La maison est immanquable dans ce dédale de ruelles sans nom qui jouxtent le port. Elle est en bois, alors que tout est construit en béton dans ce pays où le sable et le ciment ont depuis longtemps gagné la lutte contre la végétation et les arbres.
La maison en bois, c’est comme un radeau face à la montée de la mer et à l’avancée du désert » , lance Amy Sow pour expliquer son choix architectural, elle qui s’inquiète du changement climatique, de la fonte des glaces et de la désertification, elle qui dénonce aussi le choix quasi sociétal du béton dans un pays où la Toyota concurrence le chameau.
Victime d’une agression sexuelle
« Art Gallé a ouvert en 2017 après près de quatre ans de travaux » , explique Oumar Ndiaye, le mari de la plasticienne aux tenues flamboyantes. Des travaux mûris et réfléchis, avec un parti pris : « Bâtir avec des matériaux de récupération », du bois de palettes principalement et d’énormes pneus. Récupérés dans une décharge près du port de la capitale, ils meublent le rez-de-chaussée et habillent les pilotis qui soutiennent deux étages, l’un pour les expositions temporaires, l’autre pour l’atelier et la résidence d’artistes avec ses deux chambres.
Amy Sow ne passe pas inaperçue dans cette République islamique de Mauritanie foncièrement patriarcale où le droit des femmes progresse moins vite que le désert. « Mon art s’oriente sur les violences liées au genre » , précise cette francophone de 43 ans qui refuse tout héritage misogyne et toute aliénation intellectuelle. Elle-même victime d’une agression sexuelle lorsqu’elle avait 20 ans, elle a intitulé l’une de ses pages Facebook « OsonsDénoncer ».
Costumière sur le film Timbuktu
Dans son atelier, cinq sculptures réalisées en câble électrique témoignent d’autant d’histoires vraies de femmes pour qui l’eau est à la fois un luxe et un esclavage : Elles ont connu le calvaire de la corvée d’eau aux rares puits, le remplissage sans fin des guerbas (gourde en peau de chèvre), du matin quand les rayons du soleil paraissent au-dessus de leurs têtes jusqu’au soir quand le soleil et tout le monde est déjà couché.

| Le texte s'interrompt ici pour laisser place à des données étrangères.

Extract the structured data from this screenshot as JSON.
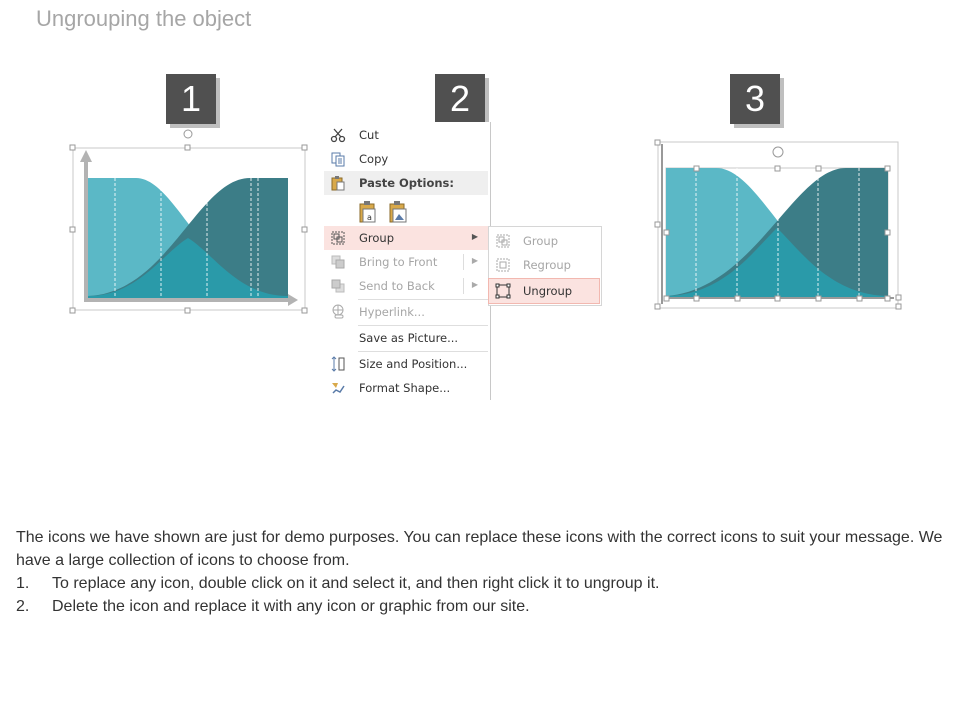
{
  "title": "Ungrouping the object",
  "steps": [
    "1",
    "2",
    "3"
  ],
  "colors": {
    "light_teal": "#5bb8c6",
    "dark_teal": "#3c7d87",
    "overlap_teal": "#2a9aa9",
    "badge": "#505050",
    "highlight": "#fbe3e0"
  },
  "context_menu": {
    "cut": "Cut",
    "copy": "Copy",
    "paste_options": "Paste Options:",
    "group": "Group",
    "bring_to_front": "Bring to Front",
    "send_to_back": "Send to Back",
    "hyperlink": "Hyperlink...",
    "save_as_picture": "Save as Picture...",
    "size_and_position": "Size and Position...",
    "format_shape": "Format Shape..."
  },
  "submenu": {
    "group": "Group",
    "regroup": "Regroup",
    "ungroup": "Ungroup"
  },
  "description": {
    "intro": "The icons we have shown are just for demo purposes. You can replace these icons with the correct icons to suit your message. We have a large collection of icons to choose from.",
    "items": [
      {
        "num": "1.",
        "text": "To replace any icon, double click on it and select it, and then right click it to ungroup it."
      },
      {
        "num": "2.",
        "text": "Delete the icon and replace it with any icon or graphic from our site."
      }
    ]
  }
}
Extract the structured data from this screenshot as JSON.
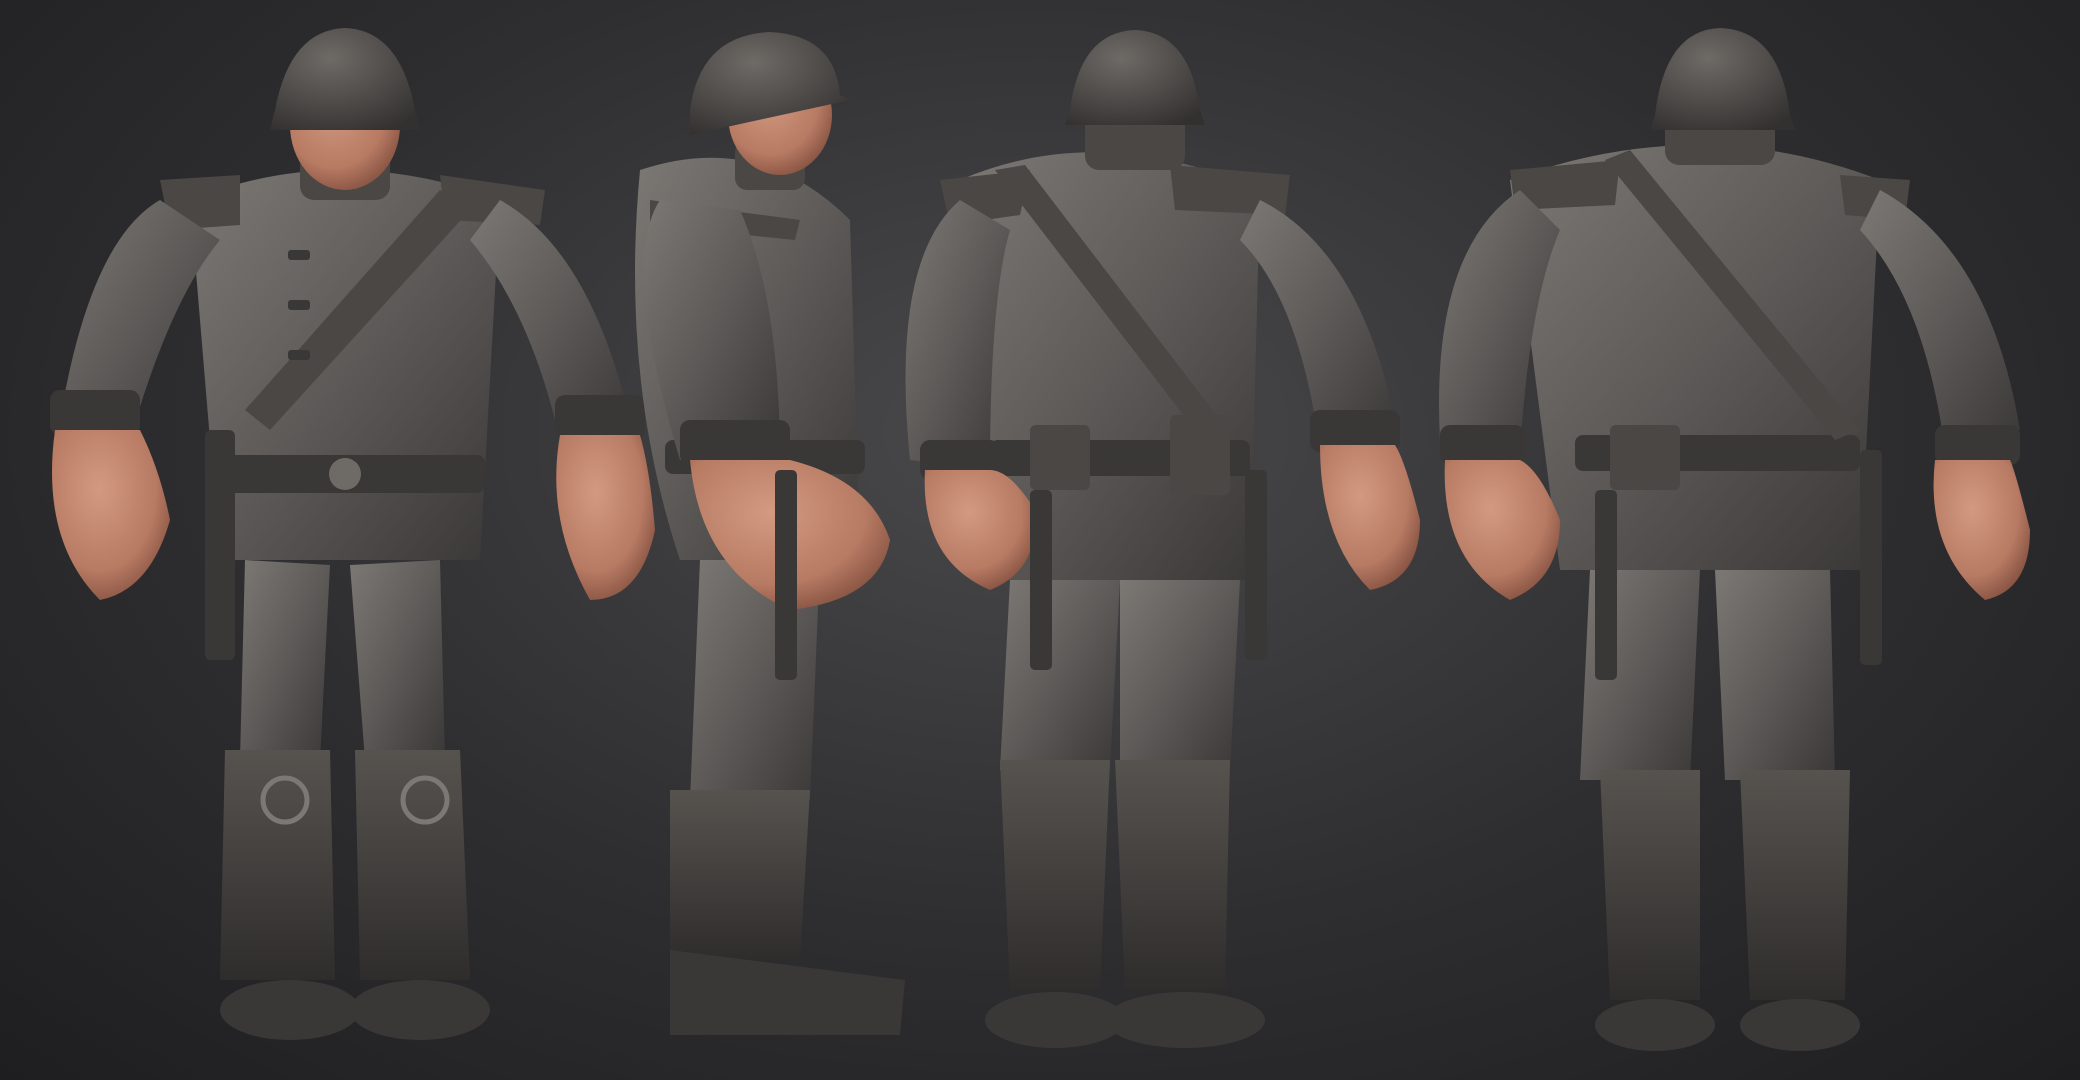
{
  "scene": {
    "background_top": "#4a4a4c",
    "background_bottom": "#1e1e20",
    "clay_color": "#5d5a58",
    "clay_shadow": "#3a3837",
    "clay_highlight": "#8a8683",
    "skin_color": "#b77a63",
    "skin_shadow": "#7a4a3a",
    "views": [
      {
        "name": "front"
      },
      {
        "name": "side"
      },
      {
        "name": "back-three-quarter"
      },
      {
        "name": "back"
      }
    ]
  }
}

Mon engagement féministe est très fort car la femme reste obligée de s’en tenir au rôle ménager, parce que le gavage existe encore pour que les filles rentrent dans les canons esthétiques des hommes. Il faut aussi permettre aux femmes de parler des violences qu’elles subissent et les convaincre que l’autocensure doit s’arrêter.
Née dans un pays qui ne s’intéresse guère aux arts plastiques et qui privilégie le patrimoine oral et la musique, elle a eu la chance d’avoir un père douanier mais peintre et guitariste et une mère couturière de talent. C’était partout coloré chez nous » , se souvient-elle. Témoignage de cet atavisme, sa jeune sœur, Bana, est devenue styliste et a lancé la marque de vêtements Bana Korel.
En 1999, sans formation artistique, Amy Sow commence à peindre et à sculpter. Vingt ans plus tard, bien que quasiment ignorée par les autorités locales et le ministère de la Culture en tête, elle flirte avec la reconnaissance internationale, notamment grâce à sa participation comme costumière plasticienne sur le film Timbuktu (2014), réalisé par son compatriote Abderrahmane Sissako.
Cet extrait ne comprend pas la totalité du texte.